Looks like it works.
Edit still see some performance issues. Needs more troubleshooting
Update: Registrations re-opened We encountered a bug where people could not log in, see https://github.com/LemmyNet/lemmy/issues/3422#issuecomment-1616112264 . As a workaround we opened registrations.
Thanks
First of all, I would like to thank the Lemmy.world team and the 2 admins of other servers @[email protected] and @[email protected] for their help! We did some thorough troubleshooting to get this working!
The upgrade
The upgrade itself isn’t too hard. Create a backup, and then change the image names in the docker-compose.yml
and restart.
But, like the first 2 tries, after a few minutes the site started getting slow until it stopped responding. Then the troubleshooting started.
The solutions
What I had noticed previously, is that the lemmy container could reach around 1500% CPU usage, above that the site got slow. Which is weird, because the server has 64 threads, so 6400% should be the max. So we tried what @[email protected] had suggested before: we created extra lemmy containers to spread the load. (And extra lemmy-ui containers). And used nginx to load balance between them.

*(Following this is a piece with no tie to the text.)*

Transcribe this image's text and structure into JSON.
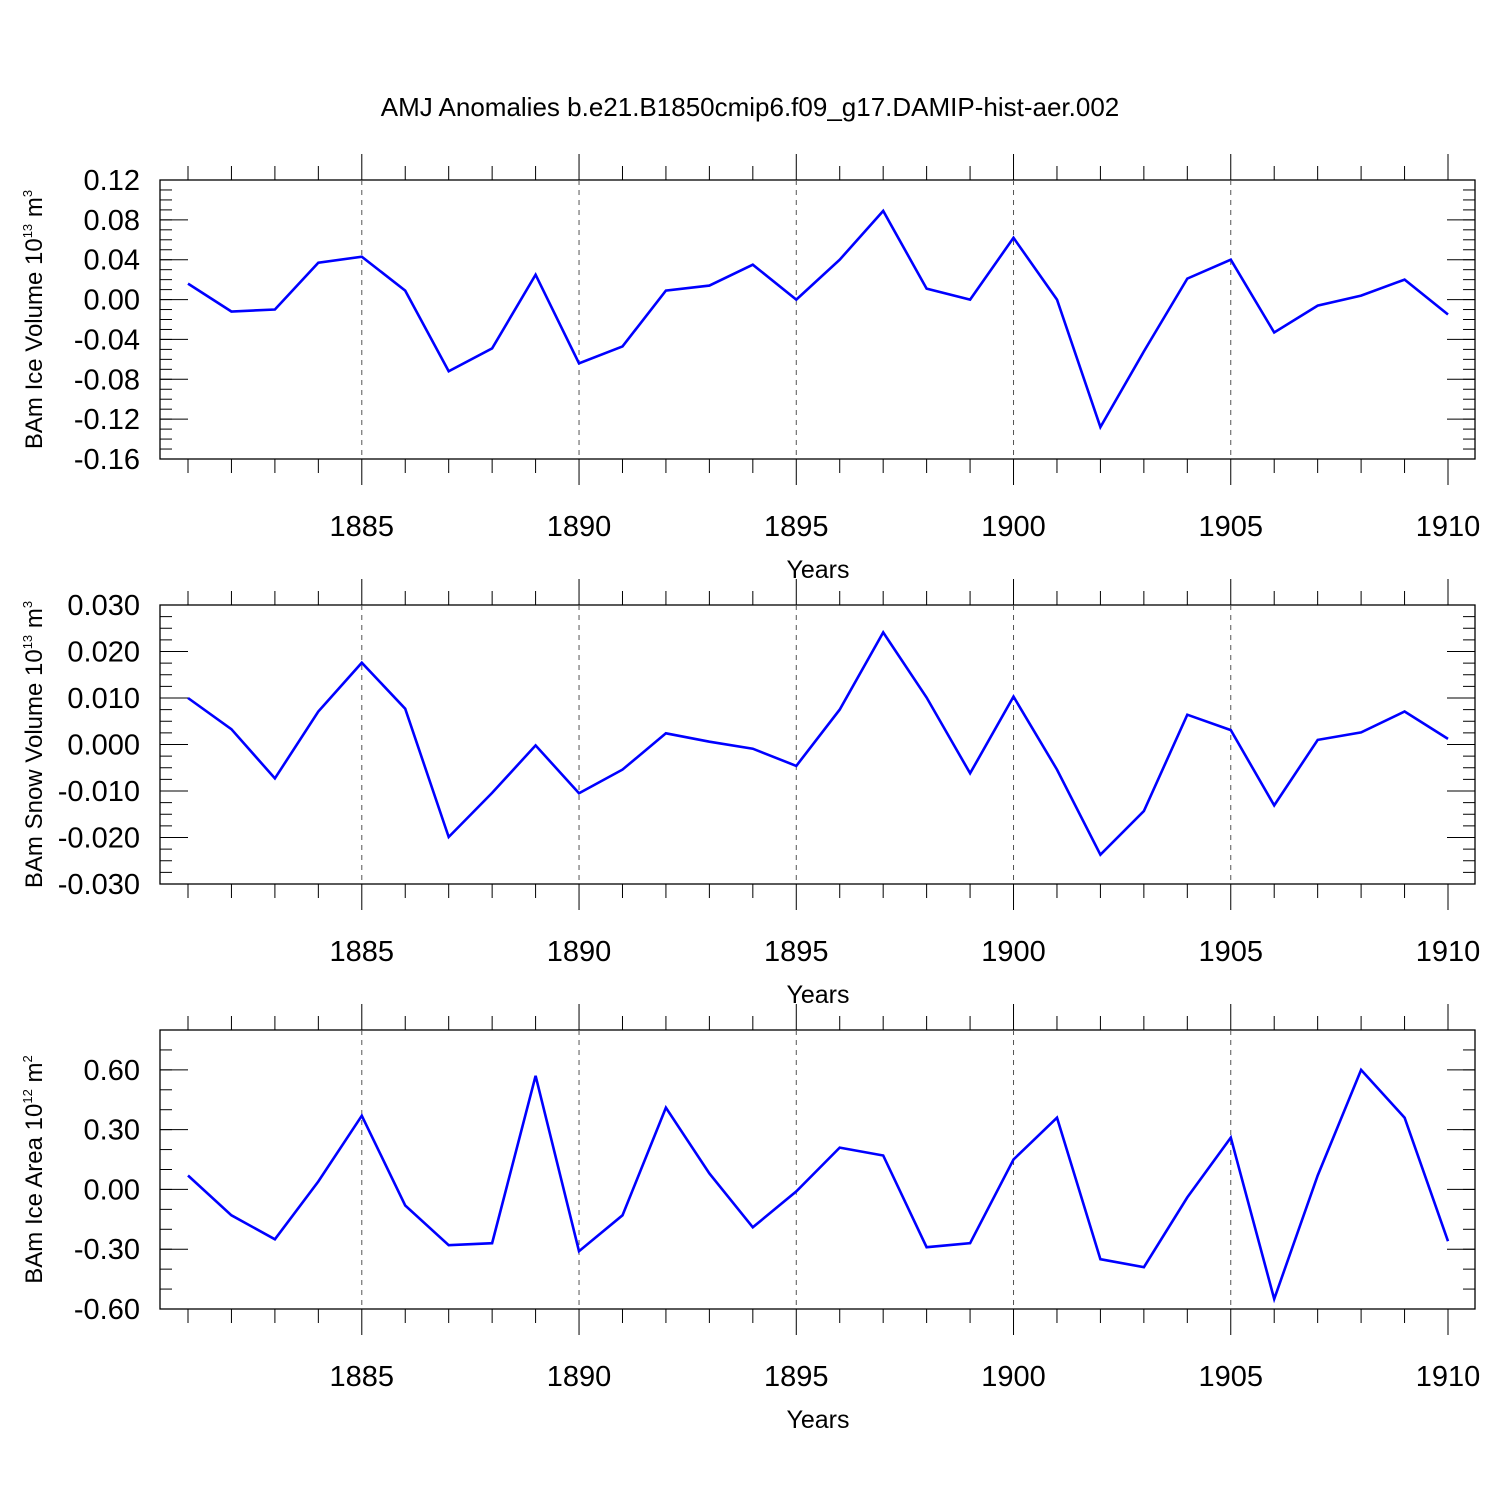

Et voilà. That seems to work.
Also, as suggested by him, we start the lemmy containers with the scheduler disabled, and have 1 extra lemmy running with the scheduler enabled, unused for other stuff.
There will be room for improvement, and probably new bugs, but we’re very happy lemmy.world is now at 0.18.1-rc. This fixes a lot of bugs.
Have you considered running your Lemmy instance on more than a single machine? If it is possible to run two lemmy containers anyway (ie, lemmy is not a singleton), why not run them on separate machines? With load balancing you could achieve a more stable experience. It might be cheaper to have many mediocre machines rather than a single powerful one too, as well as more sustainable long-term (vertical vs horizontal scaling).
The downside would be that the set-up would be less obvious than with Docker compose and you would probably need to get into k8s/k3s/nomad territory in order to orchestrate a proper fleet.
The whole Lemmy app is a single monolith too. K8s will probably help, but there’s probably going to need to be a move to some kind of distributed app setup that can be run as a singleton or broken out into multiple parts.
Any improvements to performance are also probably going to come with downsides to ease of setup, but I’m sure there’s people out there that could simplify the process.